Já pensou como se propaga o som? Como as cordas de um violão se oxidam? Ambos ocorrem num espaço vazio, denominado tempo.
Tempo na música é algo bem determinista. É o que dá o ritmo, mas nunca o tom. E o que fica depois que o tempo passa é o tom. Para o tom, o tempo inexiste.
A impressão que a música deixa depende muito de quem a toca. Tocar um instrumento é tocar pessoas. Tocar uma música é tocar os próprios sentimentos.
Durante muito tempo, aonde eu ia, meu violão ia comigo. Eu dava festas em casa e tocava violão. Eu tocava violão nas festas da faculdade. Eu levava o violão para praia, para o parque, para as viagens.
Depois que processei o luto do meu avô paterno, eu não pude mais. E até ontem eu não sabia bem o porquê.
Hoje ao tocar violão eu vi a mão do meu avô ao fazer um G. Não era minha mão, era a mão dele fazendo um G.

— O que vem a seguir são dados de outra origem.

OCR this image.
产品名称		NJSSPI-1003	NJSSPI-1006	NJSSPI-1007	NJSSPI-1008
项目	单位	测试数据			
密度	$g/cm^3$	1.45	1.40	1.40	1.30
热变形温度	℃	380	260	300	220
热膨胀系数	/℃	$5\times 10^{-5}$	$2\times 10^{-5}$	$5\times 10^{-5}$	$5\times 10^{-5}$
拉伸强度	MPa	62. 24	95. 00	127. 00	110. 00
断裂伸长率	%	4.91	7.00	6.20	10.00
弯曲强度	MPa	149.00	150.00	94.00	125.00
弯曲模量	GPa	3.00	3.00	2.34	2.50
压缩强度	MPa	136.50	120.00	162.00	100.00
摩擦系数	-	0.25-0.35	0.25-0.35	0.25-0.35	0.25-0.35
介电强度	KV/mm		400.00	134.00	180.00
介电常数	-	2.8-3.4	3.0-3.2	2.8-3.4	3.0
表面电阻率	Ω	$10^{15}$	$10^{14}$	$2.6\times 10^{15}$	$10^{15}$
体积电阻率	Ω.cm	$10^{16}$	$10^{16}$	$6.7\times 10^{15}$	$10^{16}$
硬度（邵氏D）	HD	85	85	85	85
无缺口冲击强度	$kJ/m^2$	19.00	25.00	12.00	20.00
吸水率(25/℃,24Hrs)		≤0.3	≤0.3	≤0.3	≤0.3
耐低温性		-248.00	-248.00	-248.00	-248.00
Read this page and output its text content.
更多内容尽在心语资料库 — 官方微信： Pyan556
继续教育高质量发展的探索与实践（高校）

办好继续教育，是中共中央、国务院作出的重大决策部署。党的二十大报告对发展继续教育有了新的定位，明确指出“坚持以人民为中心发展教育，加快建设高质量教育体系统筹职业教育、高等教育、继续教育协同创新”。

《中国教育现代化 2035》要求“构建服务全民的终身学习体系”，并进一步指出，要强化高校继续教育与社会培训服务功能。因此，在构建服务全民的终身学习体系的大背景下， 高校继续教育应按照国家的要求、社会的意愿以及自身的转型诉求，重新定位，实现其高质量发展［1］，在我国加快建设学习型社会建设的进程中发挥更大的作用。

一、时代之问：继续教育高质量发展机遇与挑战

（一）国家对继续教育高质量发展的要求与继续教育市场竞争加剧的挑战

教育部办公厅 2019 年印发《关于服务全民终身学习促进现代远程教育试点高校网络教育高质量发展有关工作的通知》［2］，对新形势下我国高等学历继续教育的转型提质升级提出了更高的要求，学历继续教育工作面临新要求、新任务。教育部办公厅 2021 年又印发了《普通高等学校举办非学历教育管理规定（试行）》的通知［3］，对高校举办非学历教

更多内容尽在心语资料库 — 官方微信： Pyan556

Como pode, depois de dez anos, eu ainda lembrar com detalhes da mão do meu avô? As unhas, os dedos, as veias, a pele.
Geneticamente é fácil de entender, minhas mãos são idênticas a do meu pai que, por sua vez, tem as mãos iguais a do meu avô. Mas o que as mãos fazem é o que a gente mais lembra.
Mãos que tocavam violão comigo. Mãos que me deram meus bonecos de super-herói favoritos. Mãos que me levavam na pracinha para brincar, jogar bola e ir no pula-pula.
Mãos que abriam a bíblia para me ajudar a fazer as lições do catecismo, que me davam chocolates. Mãos que acenavam ao contar histórias e mais histórias. Sorria. Eu lembro de cada gesto, cada sorriso.
Eu demorei um tempo para entender que, hoje, tocar violão ainda é sentar ao lado do meu avô. Naquela tarde de sol, onde só a presença bastava dividindo um violão.
Eu consigo ouvir o pé dele batendo no chão para ritmar a música. Eu posso sentir o cheiro do taco. Tocar violão virou um ritual de reencontro.
G de Sol Maior é também G de Geraldo. Avô paterno a quem dedico esse texto.
Esse texto foi escrito em 13/07/18 e continua a propagar suas notas cada vez que pego o violão.